Il arrive qu’un Indien invite des Européens, mais même alors il n’enfreint pas les règles de sa caste. Arounassalom Sabapady, « l’un des plus opulents négociants de Pondichéry, un natif à la tête d’une maison considérable dont la signature a cours sur toutes les places importantes de l’Europe », organise, en 1852, à l’occasion du mariage de sa fille, la plus grande fête qu’ait connue la colonie depuis l’époque de Dupleix. Il demande à son ami Louis de Charolais d’organiser pour la société européenne « un bal, un souper et une tombola où tous les assistants gagneront un objet d’art ou de luxe ». Il lui ouvre un crédit pratiquement illimité : ayant distribué un lakh de roupies (100 000 roupies, soit 250 000 F) dans la ville noire, il veut « dépenser autant pour fêter les fonctionnaires français, qui protègent (son) commerce, et les négociants (ses) collègues »[3].
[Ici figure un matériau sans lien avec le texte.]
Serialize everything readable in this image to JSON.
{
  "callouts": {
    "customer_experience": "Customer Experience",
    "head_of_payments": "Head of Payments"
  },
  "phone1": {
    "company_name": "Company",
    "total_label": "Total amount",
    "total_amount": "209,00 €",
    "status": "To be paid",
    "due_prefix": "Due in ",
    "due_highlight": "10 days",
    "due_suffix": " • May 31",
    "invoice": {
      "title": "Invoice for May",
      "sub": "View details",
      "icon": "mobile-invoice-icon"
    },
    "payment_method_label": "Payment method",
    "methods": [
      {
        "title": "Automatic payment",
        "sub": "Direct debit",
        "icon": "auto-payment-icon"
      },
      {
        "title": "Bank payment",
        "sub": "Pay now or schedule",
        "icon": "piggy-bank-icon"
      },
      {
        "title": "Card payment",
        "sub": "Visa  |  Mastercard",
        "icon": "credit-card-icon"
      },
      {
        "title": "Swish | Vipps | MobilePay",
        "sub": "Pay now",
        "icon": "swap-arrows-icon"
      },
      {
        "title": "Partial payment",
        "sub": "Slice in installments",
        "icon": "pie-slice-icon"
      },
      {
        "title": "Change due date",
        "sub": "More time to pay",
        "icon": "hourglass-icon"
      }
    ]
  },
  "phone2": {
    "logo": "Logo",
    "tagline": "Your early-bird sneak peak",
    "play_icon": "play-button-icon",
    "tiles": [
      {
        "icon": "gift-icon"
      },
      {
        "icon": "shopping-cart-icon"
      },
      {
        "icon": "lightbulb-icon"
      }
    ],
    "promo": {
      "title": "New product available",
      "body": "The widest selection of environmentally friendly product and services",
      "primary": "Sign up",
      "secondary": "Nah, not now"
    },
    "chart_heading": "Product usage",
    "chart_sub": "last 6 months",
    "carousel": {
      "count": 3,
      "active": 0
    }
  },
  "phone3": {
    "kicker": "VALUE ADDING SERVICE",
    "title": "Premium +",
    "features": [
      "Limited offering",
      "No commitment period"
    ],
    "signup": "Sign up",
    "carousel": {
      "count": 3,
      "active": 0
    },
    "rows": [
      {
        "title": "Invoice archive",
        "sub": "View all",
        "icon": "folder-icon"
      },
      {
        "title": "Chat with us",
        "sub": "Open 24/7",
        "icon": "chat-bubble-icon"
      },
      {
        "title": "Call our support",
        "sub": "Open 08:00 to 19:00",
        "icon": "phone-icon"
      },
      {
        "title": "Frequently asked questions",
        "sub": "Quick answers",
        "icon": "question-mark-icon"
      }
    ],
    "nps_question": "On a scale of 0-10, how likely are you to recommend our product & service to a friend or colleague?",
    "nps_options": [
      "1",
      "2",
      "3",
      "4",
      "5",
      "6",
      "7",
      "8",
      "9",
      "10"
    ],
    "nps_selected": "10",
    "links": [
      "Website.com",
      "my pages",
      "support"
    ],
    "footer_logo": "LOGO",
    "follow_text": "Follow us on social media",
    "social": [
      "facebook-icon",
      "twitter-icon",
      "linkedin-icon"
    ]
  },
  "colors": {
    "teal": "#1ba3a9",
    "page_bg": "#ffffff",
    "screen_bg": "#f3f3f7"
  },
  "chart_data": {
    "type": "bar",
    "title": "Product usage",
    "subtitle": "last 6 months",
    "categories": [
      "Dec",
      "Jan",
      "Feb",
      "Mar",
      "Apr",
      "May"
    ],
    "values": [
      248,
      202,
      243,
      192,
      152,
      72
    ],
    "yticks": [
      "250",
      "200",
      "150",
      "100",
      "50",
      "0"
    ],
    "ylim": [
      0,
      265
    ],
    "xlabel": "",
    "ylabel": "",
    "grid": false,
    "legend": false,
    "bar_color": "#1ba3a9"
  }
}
Le jour de la fête qui, « aux yeux d’un Européen fraîchement débarqué aurait passé aisément pour un contre des Mille et une nuits », toute la ville blanche se déverse dans la somptueuse demeure de l’opulent « babou ». Les femmes ont revêtu « leurs toilettes les plus meurtrières. Celles qui en ont arborent leurs diamants ». Le bal est interrompu, vers onze heures du soir, par « l’un des festins les plus merveilleux auxquels j’ai (de Charolais) jamais assisté. On mangea les mets recherchés que produit l’art des Vatels européens, les denrées les plus coûteuses, les fruits les plus savoureux ; les libations furent faites avec les vins des crus les plus renommés. L’hôte de ce palais enchanté avait mis à contribution la Bourgogne, l’Aquitaine et la Champagne ; il avait emprunté, en outre, à l’Espagne, à l’Italie et aux Iles ce qu’elles avaient de meilleur en produits liquides »[4].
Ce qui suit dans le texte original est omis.